Question

Prove by mathematical induction.
4ⁿ ≥ (1 + 3n)
for n ≥ 1

Answer 1

$\large\underline{\sf{Solution-}}$

Let assume that

$\rm \: P(n): \: {4}^{n} \geqslant 1 + 3n$

Step :- 1 For n = 1

$\rm \: P(1): \: {4}^{1} \geqslant 1 + 3 \times 1$

$\rm\implies \:P(1):4 = 4$

$\rm\implies \:P(1) \: is \: true \: for \: n = 1$

Step :- 2 Let assume that P(n) is true for n = k, where k is some natural number.
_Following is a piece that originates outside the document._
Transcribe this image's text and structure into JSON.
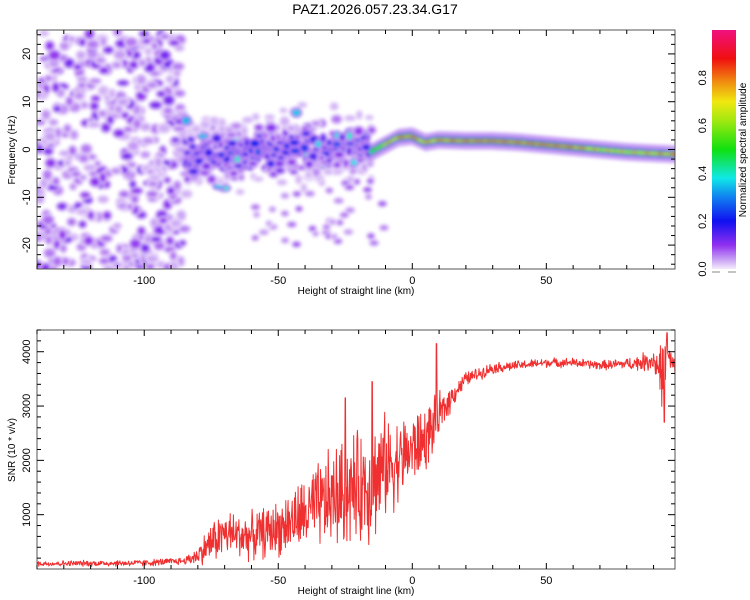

$\rm \: P(k): \: {4}^{k} \geqslant 1 + 3k - - - (1)$

Step :- 3 Now, we have to prove that P(n) is true for n = k + 1

$\color{blue}\rm \: P(k + 1): \: {4}^{k + 1} \geqslant 1 + 3(k + 1)$

Now, from equation (1), we have

$\rm \: \: {4}^{k} \geqslant 1 + 3k$

On multiply by 4, on both sides we get

$\rm \: \: 4 \times {4}^{k} \geqslant 4(1 + 3k)$

$\rm \: \: {4}^{k + 1} \geqslant 4 + 12k$

can be rewritten as

$\rm \: \: {4}^{k + 1} \geqslant 1 + 3 + 3k + 9k > 1 + 3 + 3k$

$\rm \: \: {4}^{k + 1} \geqslant 1 + 3(1 + k)$

$\rm\implies \:\rm \: \: {4}^{k + 1} \geqslant 1 + 3(k + 1)$

$\rm\implies \:P(n) \: is \: true \: for \: n = k + 1$

Hence, By the Principle of Mathematical Induction,

$\color{green}\rm\implies \:\rm \: \: {4}^{n} \geqslant 1 + 3n \: \: \forall \: n \geqslant 1$